Highlights & Insights¶
- The training-time augmentation strategy is efficient: it requires no changes to architecture or loss, only replacing conditioning embeddings per iteration.
- The three-stream attention fusion detector is versatile and can be adapted for any task requiring robust image similarity metrics.
- The detector is training-free, relying on pre-trained features and calculated thresholds rather than annotated training data.
- Discrete 3×3 grid positioning is a practical trick to avoid coordinate explosion while providing sufficient spatial information.
Limitations & Future Work¶
- The evaluation set is small (1200 pairs) and imbalanced (only ~25 retrieve/exact copies).
- The copy rate on LAION-10k may underestimate real-world memorization levels (admitted by the authors).
- RAPTA depends on the quality of the pre-trained detector; it fails to generate meaningful variants if the detector fails on certain image types.
- The significant drop in CLIP Score (27.8→23.1) highlights an inherent conflict between reducing memorization and maintaining text alignment.
- The impact of different detectors (DINO, GroundingDINO) or LLM-generated templates has not been explored.
Related Work & Insights¶
- vs. Inference-time perturbations: Methods like random token insertion or BLIP rewriting only act during inference and may degrade quality. RAPTA reduces memorization at the training source while maintaining semantic consistency via CLIP scores.
- vs. DreamSim/SSCD: DreamSim optimizes for general perceptual similarity rather than copy detection; SSCD's single-stream global embedding is insensitive to local differences. ADMCD outperforms both in robustness and discriminative power.
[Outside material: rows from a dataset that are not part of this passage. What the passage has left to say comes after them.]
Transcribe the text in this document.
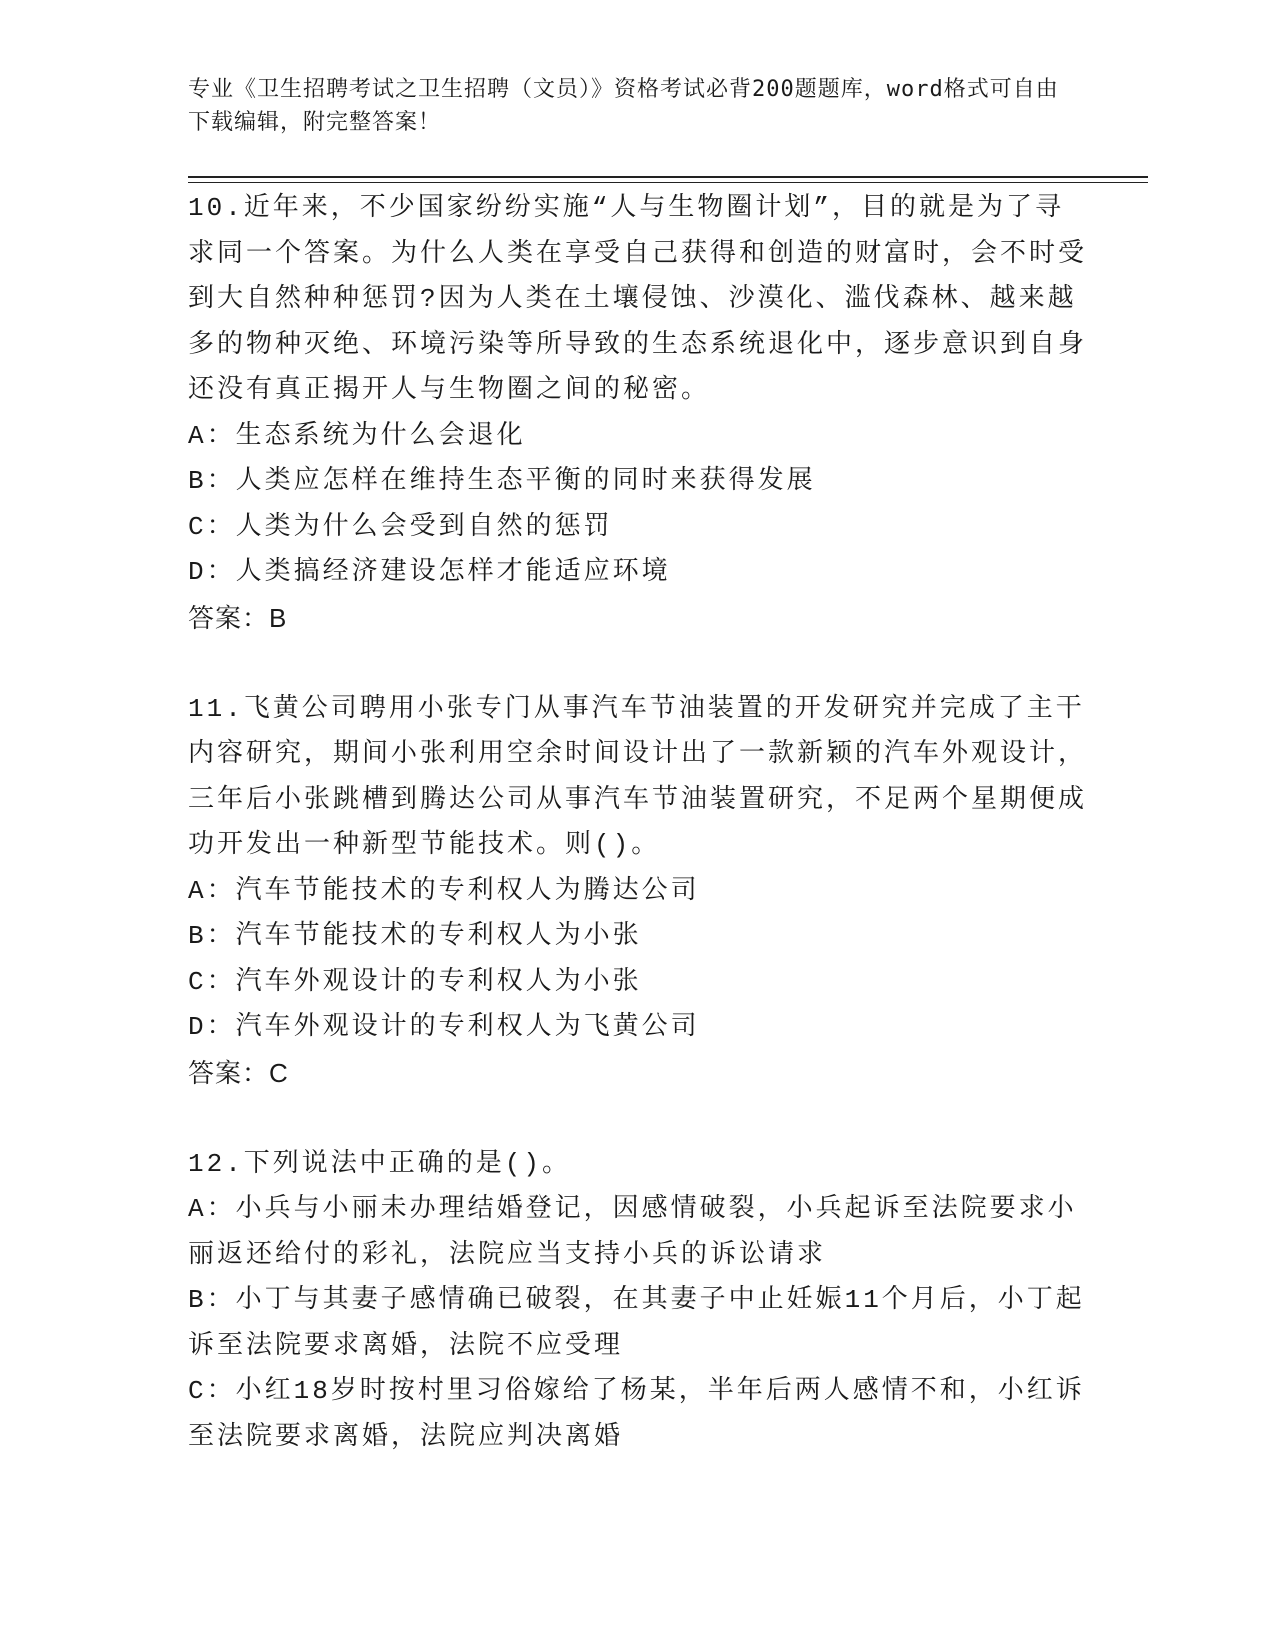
专业《卫生招聘考试之卫生招聘（文员）》资格考试必背200题题库，word格式可自由下载编辑，附完整答案！
10.近年来，不少国家纷纷实施“人与生物圈计划”，目的就是为了寻求同一个答案。为什么人类在享受自己获得和创造的财富时，会不时受到大自然种种惩罚?因为人类在土壤侵蚀、沙漠化、滥伐森林、越来越多的物种灭绝、环境污染等所导致的生态系统退化中，逐步意识到自身还没有真正揭开人与生物圈之间的秘密。
A：生态系统为什么会退化
B：人类应怎样在维持生态平衡的同时来获得发展
C：人类为什么会受到自然的惩罚
D：人类搞经济建设怎样才能适应环境
答案：B
11.飞黄公司聘用小张专门从事汽车节油装置的开发研究并完成了主干内容研究，期间小张利用空余时间设计出了一款新颖的汽车外观设计，三年后小张跳槽到腾达公司从事汽车节油装置研究，不足两个星期便成功开发出一种新型节能技术。则()。
A：汽车节能技术的专利权人为腾达公司
B：汽车节能技术的专利权人为小张
C：汽车外观设计的专利权人为小张
D：汽车外观设计的专利权人为飞黄公司
答案：C
12.下列说法中正确的是()。
A：小兵与小丽未办理结婚登记，因感情破裂，小兵起诉至法院要求小丽返还给付的彩礼，法院应当支持小兵的诉讼请求
B：小丁与其妻子感情确已破裂，在其妻子中止妊娠11个月后，小丁起诉至法院要求离婚，法院不应受理
C：小红18岁时按村里习俗嫁给了杨某，半年后两人感情不和，小红诉至法院要求离婚，法院应判决离婚
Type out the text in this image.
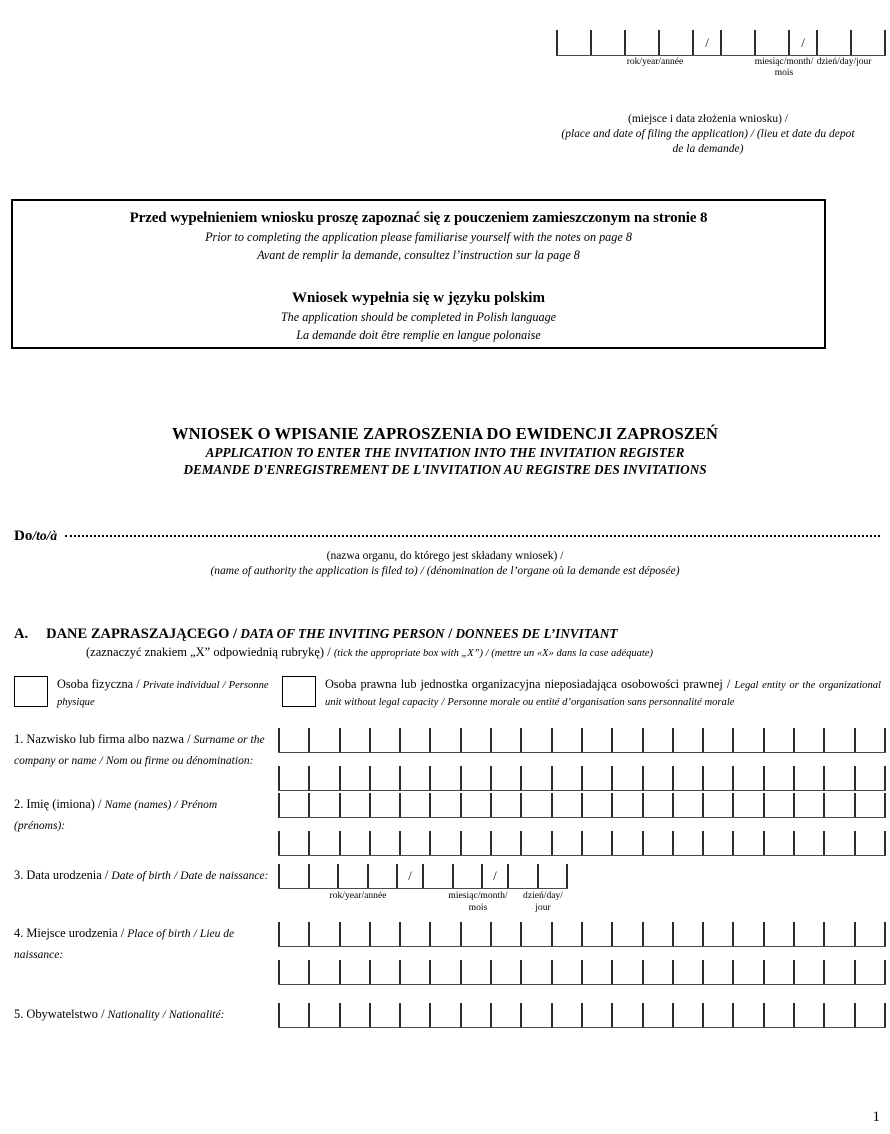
/	/
rok/year/année	miesiąc/month/
mois
dzień/day/jour
(miejsce i data złożenia wniosku) /
(place and date of filing the application) / (lieu et date du depot
de la demande)
Przed wypełnieniem wniosku proszę zapoznać się z pouczeniem zamieszczonym na stronie 8
Prior to completing the application please familiarise yourself with the notes on page 8
Avant de remplir la demande, consultez l’instruction sur la page 8
Wniosek wypełnia się w języku polskim
The application should be completed in Polish language
La demande doit être remplie en langue polonaise
WNIOSEK O WPISANIE ZAPROSZENIA DO EWIDENCJI ZAPROSZEŃ
APPLICATION TO ENTER THE INVITATION INTO THE INVITATION REGISTER
DEMANDE D'ENREGISTREMENT DE L'INVITATION AU REGISTRE DES INVITATIONS
Do/to/à
(nazwa organu, do którego jest składany wniosek) /
(name of authority the application is filed to) / (dénomination de l’organe où la demande est déposée)
A. DANE ZAPRASZAJĄCEGO / DATA OF THE INVITING PERSON / DONNEES DE L’INVITANT
(zaznaczyć znakiem „X” odpowiednią rubrykę) / (tick the appropriate box with „X”) / (mettre un «X» dans la case adéquate)
Osoba fizyczna / Private individual / Personne physique
Osoba prawna lub jednostka organizacyjna nieposiadająca osobowości prawnej / Legal entity or the organizational unit without legal capacity / Personne morale ou entité d’organisation sans personnalité morale
1. Nazwisko lub firma albo nazwa / Surname or the company or name / Nom ou firme ou dénomination:
2. Imię (imiona) / Name (names) / Prénom (prénoms):
3. Data urodzenia / Date of birth / Date de naissance:	/	/
rok/year/année	miesiąc/month/
mois
dzień/day/
jour
4. Miejsce urodzenia / Place of birth / Lieu de naissance:
5. Obywatelstwo / Nationality / Nationalité:
1
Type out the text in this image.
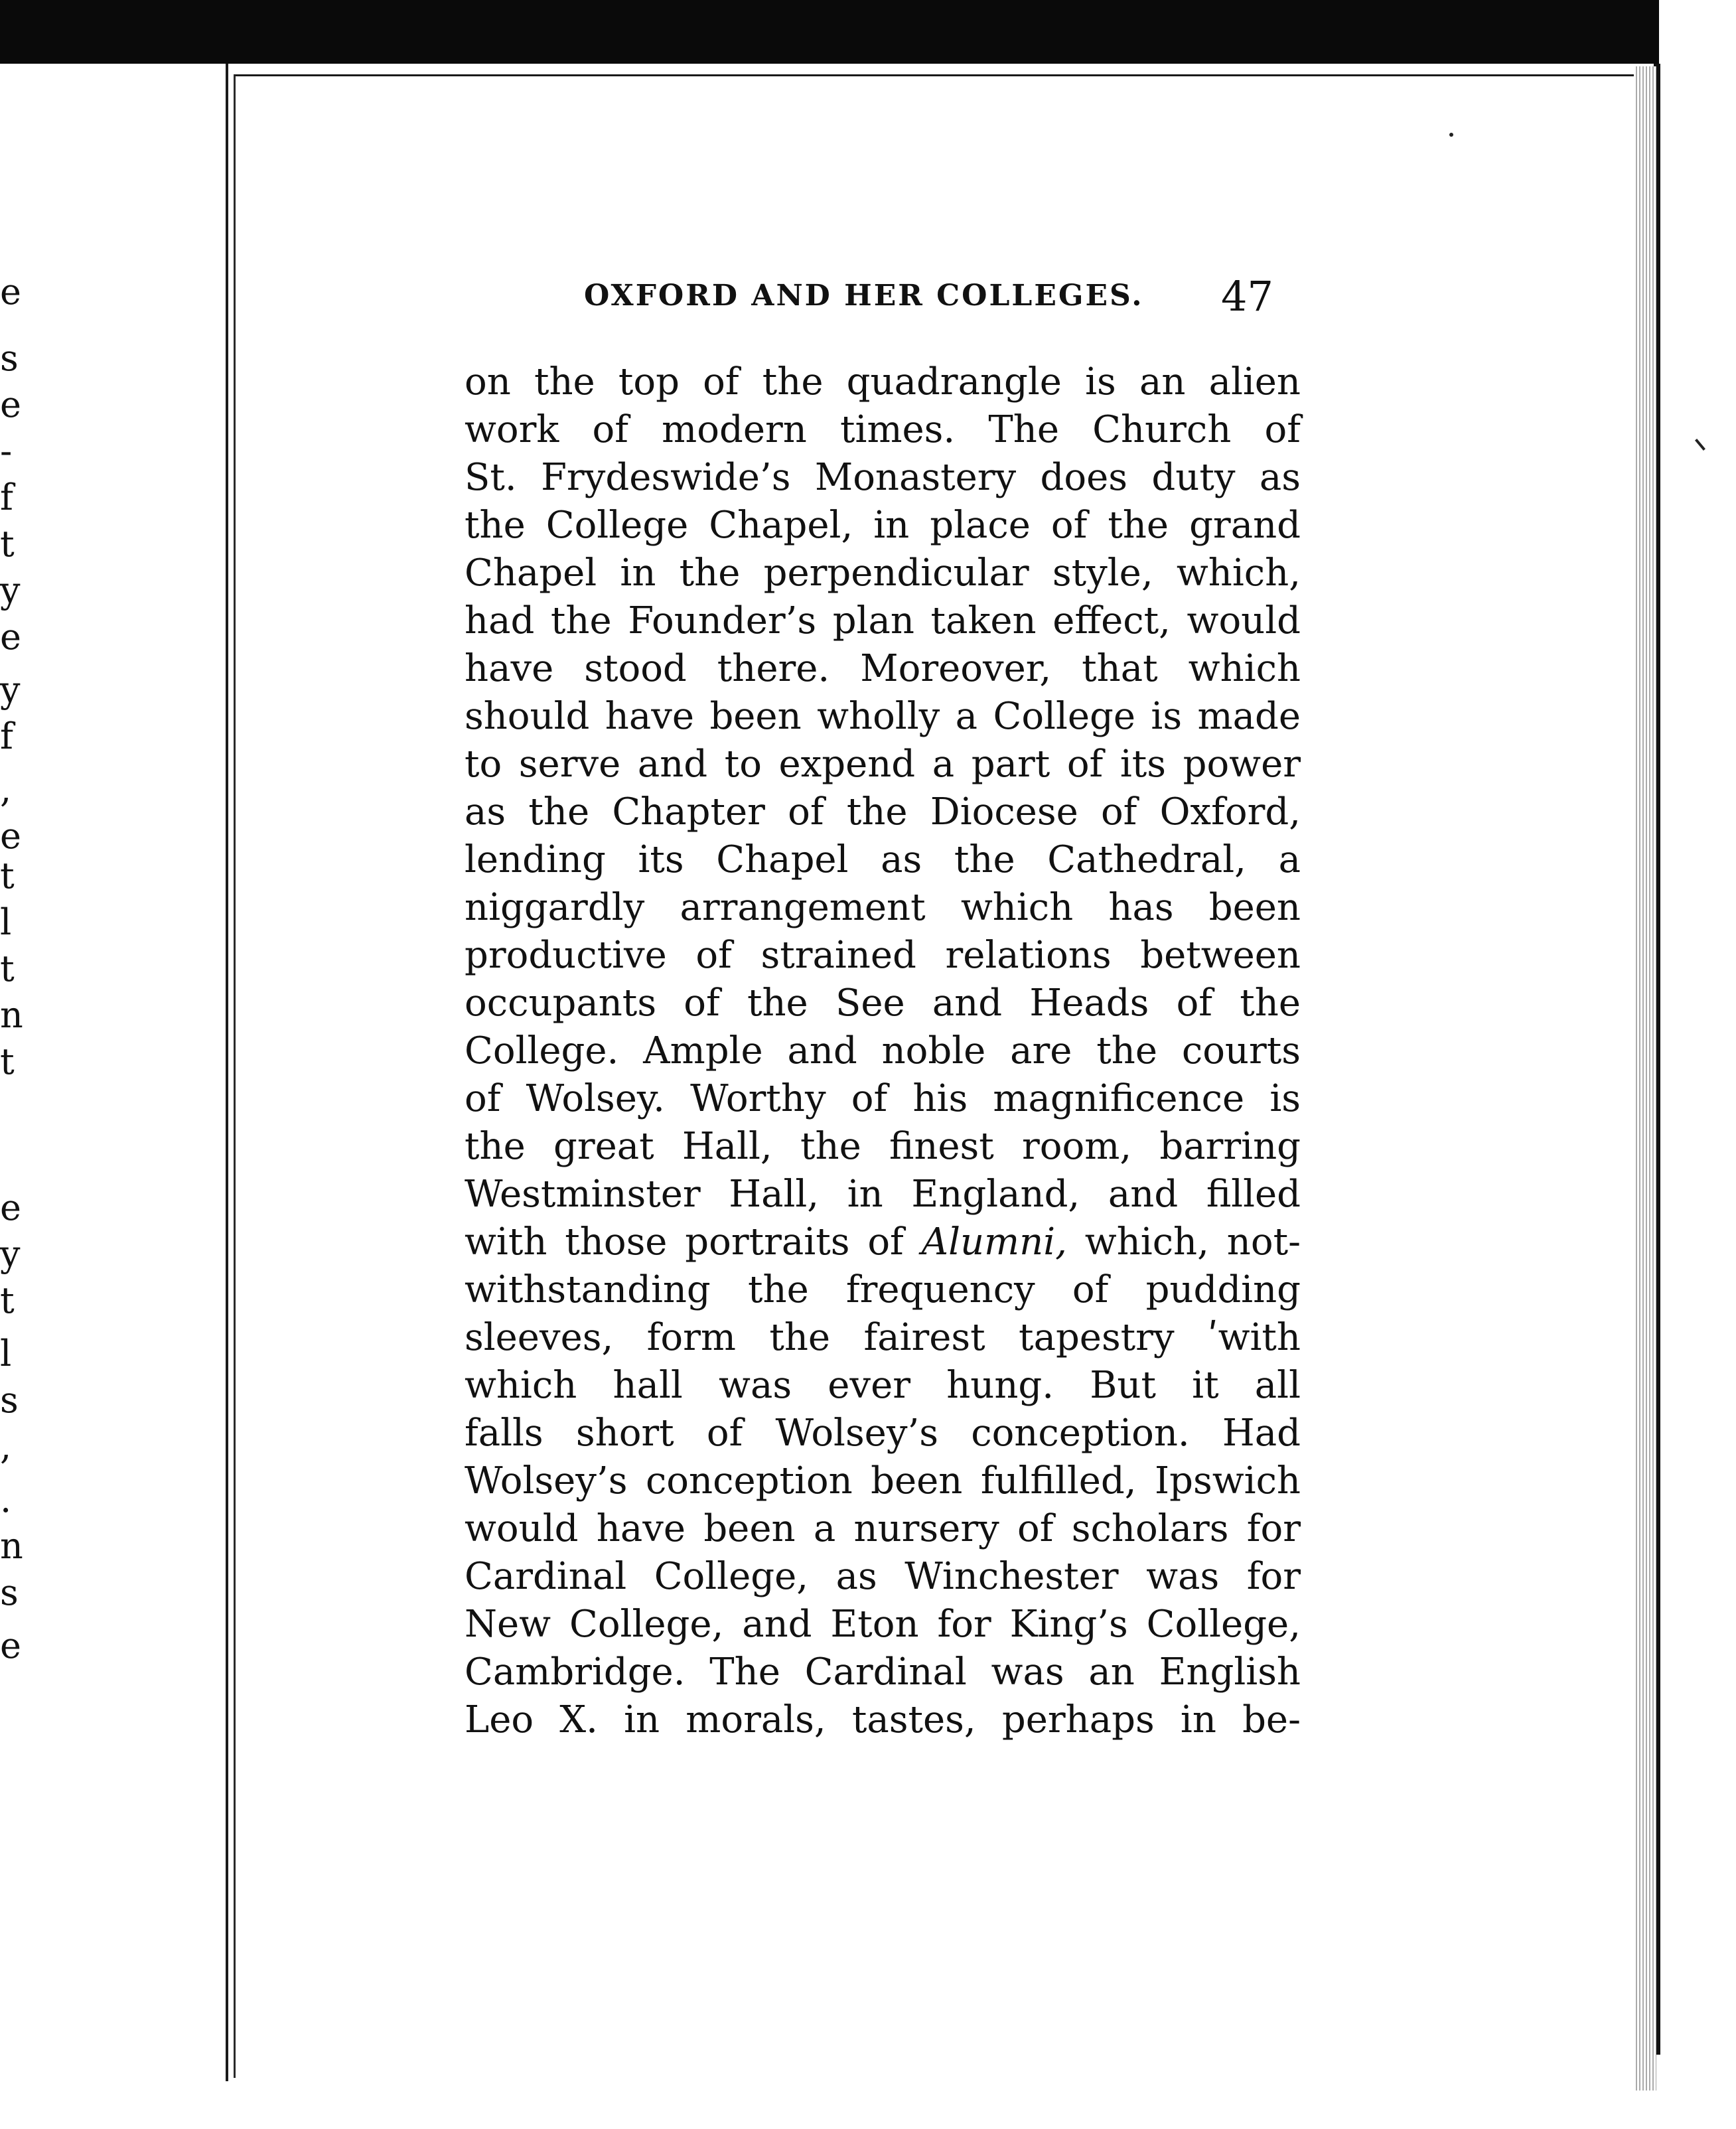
e
s
e
-
f
t
y
e
y
f
,
e
t
l
t
n
t
e
y
t
l
s
,
.
n
s
e
OXFORD AND HER COLLEGES. 47
on the top of the quadrangle is an alien
work of modern times. The Church of
St. Frydeswide’s Monastery does duty as
the College Chapel, in place of the grand
Chapel in the perpendicular style, which,
had the Founder’s plan taken effect, would
have stood there. Moreover, that which
should have been wholly a College is made
to serve and to expend a part of its power
as the Chapter of the Diocese of Oxford,
lending its Chapel as the Cathedral, a
niggardly arrangement which has been
productive of strained relations between
occupants of the See and Heads of the
College. Ample and noble are the courts
of Wolsey. Worthy of his magnificence is
the great Hall, the finest room, barring
Westminster Hall, in England, and filled
with those portraits of Alumni, which, not-
withstanding the frequency of pudding
sleeves, form the fairest tapestry ʹwith
which hall was ever hung. But it all
falls short of Wolsey’s conception. Had
Wolsey’s conception been fulfilled, Ipswich
would have been a nursery of scholars for
Cardinal College, as Winchester was for
New College, and Eton for King’s College,
Cambridge. The Cardinal was an English
Leo X. in morals, tastes, perhaps in be-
- vs. GLIGEN/ControlNet grounding: While these use objects/layouts for control, templates can cause semantic drift. RAPTA anchors variants strictly to actual detected image content.
- Insight: The three-stream fusion approach can be transferred to fields like deepfake detection and image watermarking verification.
Rating¶
- Novelty: ⭐⭐⭐⭐ The combination of training-time augmentation and three-stream fusion is novel, though individual techniques have precedent.
- Experimental Thoroughness: ⭐⭐⭐ Robustness validation is strong, but the evaluation set is limited in scale, and comparison with other mitigation methods is sparse.
- Writing Quality: ⭐⭐⭐⭐ Clear structure, detailed methodology, and professional visual aids.
- Value: ⭐⭐⭐⭐ Memorization is a critical issue; ADMCD serves as a valuable general-purpose similarity measure.